{S,D,C,Z}VCAL (n, alpha, x, incx, y, incy) CSVCAL (n, alpha, x, incx, y, incy) ZDVCAL (n, alpha, x, incx, y, incy)
n integer*4 On entry, the number of elements of the vector x. On exit, n is unchanged. alpha real*4 | real*8 | complex*8 | complex*16 On entry, the scalar multiplier alpha. On exit, alpha is unchanged. x real*4 | real*8 | complex*8 | complex*16 On entry, a one-dimensional array X of length at least (1+(n-1)*|incx|), containing the elements of the vector x. On exit, x is unchanged. incx integer*4 On entry, the increment for the array X. If incx > 0, vector x is stored forward in the array, so that x(i) is stored in location X(1+(i-1)*incx). If incx < 0, vector x is stored backward in the array, so that x(i) is stored in location X(1+(n-i)*|incx|). If incx = 0, only the first element is accessed. On exit, incx is unchanged. y real*4 | real*8 | complex*8 | complex*16 On entry, a one-dimensional array Y of length at least (1+(n-1)*|incy|). On exit, if n<=0, y is unchanged. If n > 0, y is overwritten; each element y(i) is replaced by alpha*x(i). incy integer*4 On entry, the increment for the array Y. If incy >= 0, vector y is stored forward in the array, so that y(i) is stored in location Y(1+(i-1)*incy) If incy < 0, vector y is stored backward in the array, so that y(i) is stored in location Y(1+(n-i)*|incy|). On exit, incy is unchanged.

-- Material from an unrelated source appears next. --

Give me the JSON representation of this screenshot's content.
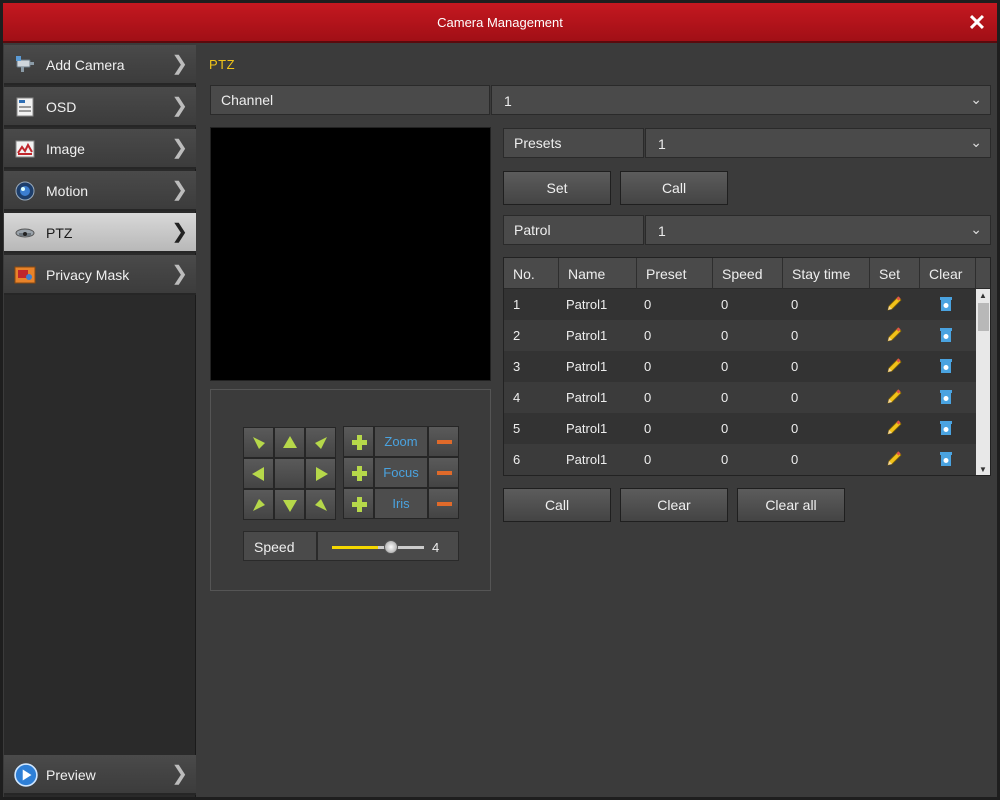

SVCAL and DVCAL compute the product of a real scalar and a real vector, in single or double precision. CVCAL and ZVCAL compute the product of a complex scalar and a complex vector, in single or double precision. CSVCAL and ZDVCAL compute the product of a real scalar and a complex vector in single or double precision. These subprograms multiply each element of a vector by a scalar value, returning the result in vector y: y = alpha*x If incy = 0, the result is unpredictable. If incx = 0, each element in y is equal to ALPHA*X(1). If alpha = 0, the computation is a time-consuming way of setting all elements of the vector y equal to zero. Use the _SET routines to perform that operation.
INTEGER*4 N, INCX, INCY REAL*4 X(20), Y(40), alpha INCX = 1 INCY = 2 alpha = 2.0 N = 20 CALL SVCAL(N,alpha,X,INCX,Y,INCY) This FORTRAN example shows how to scale a vector x by 2.0. Vector y is set equal to the result. INTEGER*4 N, INCX, INCY COMPLEX*8 X(20), Y(40), alpha INCX = 1 INCY = 2 alpha = (5.0, 1.0) N = 20 CALL CVCAL(N,alpha,X,INCX,Y,INCY) This FORTRAN example shows how to scale a vector x by the complex number (5.0,1.0). Vector y is set equal to the result.